Financial accidents could happen

Still, a base-case expectation for the economy is a recession of meaningful length and depth that starts in early 2023.

The battle against stubbornly high inflation rages on as central banks around the world raise interest rates and shrink their ballooned balance sheets. A recession of some sort in 2023 is becoming a consensus expectation as financial conditions progressively tighten. In recent commentaries, we wrote about our belief that most analysts were asking the wrong question about the economy. Specifically, most of them asked what sort of recession should be expected given current conditions. Low unemployment rates and strong household balance sheets led many to believe a recession, should one occur at all, would be a relatively short and mild one.

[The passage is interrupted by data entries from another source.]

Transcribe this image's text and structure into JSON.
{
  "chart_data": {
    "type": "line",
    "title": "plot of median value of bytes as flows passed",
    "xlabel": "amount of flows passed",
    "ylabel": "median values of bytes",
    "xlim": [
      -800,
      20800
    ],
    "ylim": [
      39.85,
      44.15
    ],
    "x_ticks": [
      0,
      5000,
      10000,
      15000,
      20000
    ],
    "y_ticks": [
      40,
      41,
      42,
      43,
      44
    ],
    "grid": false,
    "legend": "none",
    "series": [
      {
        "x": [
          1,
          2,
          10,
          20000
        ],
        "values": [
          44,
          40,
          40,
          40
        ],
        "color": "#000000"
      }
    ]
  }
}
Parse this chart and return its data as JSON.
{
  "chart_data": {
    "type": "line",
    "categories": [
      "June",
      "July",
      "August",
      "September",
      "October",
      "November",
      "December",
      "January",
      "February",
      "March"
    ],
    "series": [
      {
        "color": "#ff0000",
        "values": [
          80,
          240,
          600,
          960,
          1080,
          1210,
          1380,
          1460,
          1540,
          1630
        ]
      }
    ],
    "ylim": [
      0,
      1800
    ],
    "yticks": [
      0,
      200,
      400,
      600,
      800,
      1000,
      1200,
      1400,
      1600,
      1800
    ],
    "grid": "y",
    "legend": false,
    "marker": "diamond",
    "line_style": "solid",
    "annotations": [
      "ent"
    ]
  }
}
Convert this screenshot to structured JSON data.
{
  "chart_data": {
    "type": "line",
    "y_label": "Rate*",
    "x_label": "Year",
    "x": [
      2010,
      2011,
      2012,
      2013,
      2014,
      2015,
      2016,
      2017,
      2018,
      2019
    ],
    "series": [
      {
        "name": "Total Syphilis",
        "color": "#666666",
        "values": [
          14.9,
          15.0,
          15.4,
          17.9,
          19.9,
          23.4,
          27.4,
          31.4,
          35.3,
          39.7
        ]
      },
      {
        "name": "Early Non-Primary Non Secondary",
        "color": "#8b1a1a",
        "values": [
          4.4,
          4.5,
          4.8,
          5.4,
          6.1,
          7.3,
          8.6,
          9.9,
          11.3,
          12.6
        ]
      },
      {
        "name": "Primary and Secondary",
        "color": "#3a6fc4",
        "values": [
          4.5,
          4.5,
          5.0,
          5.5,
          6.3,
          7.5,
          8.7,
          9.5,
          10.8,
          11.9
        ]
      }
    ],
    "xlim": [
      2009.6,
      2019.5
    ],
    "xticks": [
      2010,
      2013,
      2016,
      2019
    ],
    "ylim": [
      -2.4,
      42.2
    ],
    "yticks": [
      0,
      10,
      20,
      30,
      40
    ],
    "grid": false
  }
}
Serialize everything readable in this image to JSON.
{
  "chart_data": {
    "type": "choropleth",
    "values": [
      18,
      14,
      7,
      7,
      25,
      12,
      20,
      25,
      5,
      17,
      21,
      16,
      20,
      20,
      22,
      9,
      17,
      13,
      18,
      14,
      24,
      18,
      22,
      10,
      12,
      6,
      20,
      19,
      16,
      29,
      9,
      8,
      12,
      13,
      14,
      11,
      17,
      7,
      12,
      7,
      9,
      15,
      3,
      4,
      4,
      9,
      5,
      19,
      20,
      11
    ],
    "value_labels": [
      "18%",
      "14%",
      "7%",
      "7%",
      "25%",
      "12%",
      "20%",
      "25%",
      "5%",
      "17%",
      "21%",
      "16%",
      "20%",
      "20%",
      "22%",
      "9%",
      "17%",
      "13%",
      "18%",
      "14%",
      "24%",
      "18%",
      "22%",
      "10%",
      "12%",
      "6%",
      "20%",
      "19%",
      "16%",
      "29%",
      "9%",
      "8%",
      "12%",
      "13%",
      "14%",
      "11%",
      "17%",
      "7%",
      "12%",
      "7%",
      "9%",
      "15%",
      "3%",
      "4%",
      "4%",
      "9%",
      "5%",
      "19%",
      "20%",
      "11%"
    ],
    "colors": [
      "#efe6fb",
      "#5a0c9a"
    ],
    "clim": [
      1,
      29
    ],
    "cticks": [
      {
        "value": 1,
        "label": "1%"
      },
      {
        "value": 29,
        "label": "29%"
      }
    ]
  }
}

To us, a better question was what kind of recession is required to beat inflation.

A string of hotter-than-expected inflation reports has increased the probability that financial conditions will have to tighten enough to tip the economy into a recession of meaningful depth and length. Central banks, including the U.S. Federal Reserve, understand that hot inflation rates are much bigger societal problems than recessions. Indeed, inflation wears away at the fabric of a nation, which is a reason emerging markets with ever-rising consumer prices are often epicenters of social unrest. Recessions, on the other hand, mostly impact the newly unemployed who usually comprise a single-digit percent of the total workforce. Because of this, the Fed and its peers will be singularly focused on killing inflation, even if a recession is triggered by the process.

The global economy and financial system can easily digest increases in interest rates that occur at a steady, moderate pace. Conversely, systemwide financial accidents can occur when interest rates spike, as they have since the beginning of the year. Financial analysts are now turning over every rock on the economic landscape, hoping that nothing scary crawls out. Their surveillance is far and wide because financial accidents often occur in the least obvious places. Who would have thought the lowly residential mortgage would become a systemic threat in 2008? In our view, the most likely source of a financial accident this time would be the incredibly strong U.S. dollar. Inflation is being exported from our shores due to our currency’s strength. Emerging market economies, in particular, are getting pounded by inflation attributable to exchange rates, and that can’t go on forever. Whether imbalances in currency markets end quietly or via a financial accident is yet to be determined. Either way, the situation bears watching.